Unincorporated community in the state of Oregon, United States

Voltage is an unincorporated community in Harney County, Oregon, United States. It is approximately 34 mi south of Burns, on the south shore of Malheur Lake near the Donner und Blitzen River.

==History==
Voltage post office was established in 1908 by Walter C. Botsford, the first postmaster, who was interested in electricity and thought that the river could generate enough "voltage" to serve the entire Harney Basin. He had confused voltage with power; a hydropower project was never attempted. The post office closed in 1933. At one time, Voltage had a store and school district; today, however, there is little evidence of a once-thriving community.

==Sodhouse==
Voltage is about 3 mi east of the former community of Sodhouse, near the present-day headquarters of the Malheur National Wildlife Refuge. It was originally the site of a sod house built by a group of local settlers around 1872. The site lent its name to the Sod House Camp of the Civilian Conservation Corps (CCC) and the Sod House Ranch. As of 1978, nothing remained of the sod house but a low rock wall; in 1937 the CCC erected a historic marker at the site.

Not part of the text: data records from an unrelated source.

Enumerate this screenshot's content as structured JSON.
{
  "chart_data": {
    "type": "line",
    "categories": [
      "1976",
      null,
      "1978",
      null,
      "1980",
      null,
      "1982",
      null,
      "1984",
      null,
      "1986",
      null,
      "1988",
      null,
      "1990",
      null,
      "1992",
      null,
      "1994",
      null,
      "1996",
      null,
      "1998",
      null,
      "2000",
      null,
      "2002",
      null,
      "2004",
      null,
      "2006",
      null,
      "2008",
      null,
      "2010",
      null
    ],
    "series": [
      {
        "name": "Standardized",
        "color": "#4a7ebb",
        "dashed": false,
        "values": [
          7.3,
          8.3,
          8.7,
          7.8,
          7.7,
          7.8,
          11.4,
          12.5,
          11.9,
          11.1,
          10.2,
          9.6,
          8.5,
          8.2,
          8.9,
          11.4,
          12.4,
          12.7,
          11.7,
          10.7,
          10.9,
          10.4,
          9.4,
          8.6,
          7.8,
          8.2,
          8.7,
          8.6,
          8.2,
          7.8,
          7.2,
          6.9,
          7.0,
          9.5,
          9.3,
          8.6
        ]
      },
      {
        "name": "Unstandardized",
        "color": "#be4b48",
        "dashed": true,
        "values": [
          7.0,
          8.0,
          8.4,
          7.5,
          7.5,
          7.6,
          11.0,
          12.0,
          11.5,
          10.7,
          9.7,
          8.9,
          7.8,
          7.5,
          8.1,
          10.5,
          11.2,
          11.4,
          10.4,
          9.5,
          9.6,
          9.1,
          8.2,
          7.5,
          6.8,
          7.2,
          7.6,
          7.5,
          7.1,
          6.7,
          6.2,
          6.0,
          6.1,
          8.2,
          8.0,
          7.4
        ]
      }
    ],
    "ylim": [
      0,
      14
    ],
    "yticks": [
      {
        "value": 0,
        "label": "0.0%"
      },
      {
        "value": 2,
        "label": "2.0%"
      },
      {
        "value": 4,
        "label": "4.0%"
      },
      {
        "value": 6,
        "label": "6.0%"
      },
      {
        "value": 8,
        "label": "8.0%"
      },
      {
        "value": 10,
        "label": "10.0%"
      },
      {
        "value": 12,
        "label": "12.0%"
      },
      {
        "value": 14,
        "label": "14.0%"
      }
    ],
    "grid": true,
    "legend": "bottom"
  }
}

A post office named "Springer" was established near the site of the sod house at Sod House Spring; it was later moved to Narrows and renamed. The Voltage and Narrows school districts were consolidated with the Sod House district in the early 1940s.

==Climate==
According to the Köppen Climate Classification system, Voltage has a semi-arid climate, abbreviated "BSk" on climate maps.

==Education==
Voltage is in Harney County School District 4 (Crane School, grades K-8) and Harney County Union High School District 1J (Crane Union High School).